Poluição Sonora

21 4 18
                                    

Para você.



ding dong, ding dong, diiiiiiiing dong

De todos os ruídos externos que a rodeavam e que davam volume ao ambiente, do rítmico vuum vuum das pás do ventilador lentamente girando, ao irritante plim plim das notificações que esquecera de silenciar, aquele tinha sido o primeiro a fazê-la ter algum tipo de reação.

— Dois curtos e um, um segundo mais longo — pensou em voz alta, como se existisse mais alguém ali para escutá-la. — Nosso código.

ding dong, ding dong, diiiiiiiing dong

Forçou os músculos, imóveis por um bom tempo, e se pôs sentada na cama, tentando raciocinar se ouviu mesmo aquilo ou se eram apenas os seus sentidos a enganando.

"É ele... só pode ser ele!"

Não soube dizer se fez de propósito ou se foi simplesmente culpa de sua memória muscular, mas não importava, tudo o que queria era revê-lo. Será que sentiu sua falta? Será que desejava se explicar? Queria reconciliar-se assim como ela? Poderia simplesmente ignorar a teimosia e a insistência daquele atrás da porta e voltar a se deitar, mas a dor de cabeça só tomava proporções cada vez maiores e precisava fazer algo quanto a ela.

Poluição sonora.

Colocava os pés descalços um na frente do outro com cautela, como se temesse qualquer som provocado pelo simples contato da sola dos pés com o piso. Avistou sua silhueta, encaixando-se por entre as distorções geométricas do vidro da porta principal, e faltando pouco mais de dez passos até essa, interrompeu o fluxo. Tomou consciência do que estava prestes a fazer, e deu mais alguns passos antes de levar as pontas dos dedos inquietantes à chave já encaixada à fechadura.

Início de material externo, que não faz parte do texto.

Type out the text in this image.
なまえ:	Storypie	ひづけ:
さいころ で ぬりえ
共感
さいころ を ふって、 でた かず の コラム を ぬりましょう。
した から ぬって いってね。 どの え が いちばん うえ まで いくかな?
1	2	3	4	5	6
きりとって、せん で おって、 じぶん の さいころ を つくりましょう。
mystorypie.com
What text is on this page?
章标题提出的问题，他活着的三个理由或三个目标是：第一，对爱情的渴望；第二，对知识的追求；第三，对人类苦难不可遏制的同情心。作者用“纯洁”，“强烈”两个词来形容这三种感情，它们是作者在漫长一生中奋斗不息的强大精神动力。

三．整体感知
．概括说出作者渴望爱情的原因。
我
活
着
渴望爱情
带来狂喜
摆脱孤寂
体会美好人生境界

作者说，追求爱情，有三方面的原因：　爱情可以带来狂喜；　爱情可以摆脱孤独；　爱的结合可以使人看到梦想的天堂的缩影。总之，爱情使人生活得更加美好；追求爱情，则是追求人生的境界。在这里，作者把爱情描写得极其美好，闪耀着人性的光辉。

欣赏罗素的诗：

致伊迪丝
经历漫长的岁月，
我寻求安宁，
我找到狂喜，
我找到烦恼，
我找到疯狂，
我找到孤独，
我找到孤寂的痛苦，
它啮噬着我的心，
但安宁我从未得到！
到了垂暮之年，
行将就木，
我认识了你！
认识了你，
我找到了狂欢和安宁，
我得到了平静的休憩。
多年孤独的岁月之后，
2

ding dong, ding dong, diiiiiiiing dong

O som não estava mais abafado como anteriormente, pelo contrário, era nítido o bastante para eliminar qualquer dúvida restante de que aquilo não fazia parte de um sonho lúcido, e muito menos de que se tratava de um ato acidental por parte dele. Não sabia ao certo o que pensar disso.

O mesmo sentimento desconhecido de antes lhe invadiu o peito: uma pontada leve, mas contínua, e quanto mais a ignora, mais forte ela volta a incomodar dentro de si em forma de questionamentos, lembranças, culpa, saudade. Encostou na chave, hesitou, pensou... respirou fundo.

— Foda-se! — destrancou a porta.

Ele não aparentava estar muito diferente da última vez que o viu, na verdade, ele não aparentava estar muito diferente dela. A falta de sono era nítida e usava um de seus moletons diários, quase iguais, com exceção da cor. Então, após breves segundos de silêncio, apenas na presença um do outro, ele abriu a boca, hesitante, marcando a palma das mãos com as unhas. Ela aguardou.

— Não pensei que fosse atender... — disse, enfim. — Eu esqueci umas coisas aqui.

Moveu a porta que antes ainda cobria parte de seu corpo e se recostou a parede, abrindo espaço para a última pessoa que imaginaria passando por sua entrada tão cedo. Ia falar algo como: "Ah, claro, fique a vontade.", mas era difícil quando a sua mente não conseguia pensar em nada além do fato de que ele estava ali, dividindo o mesmo cômodo que ela, com ela, novamente.

Como de costume, adentrou, antes de tudo, com os olhos, observadores, captando todas as mudanças feitas desde a última vez que esteve naquela casa. Em sua maioria eram sutís, apenas se levasse um pouco mais de tempo excepcionando o ambiente poderia percebê-las, mas uma roubou sua atenção momentaneamente: o porta-retrato, antes com uma foto dela com ele, mostrava uma dela com seus amigos.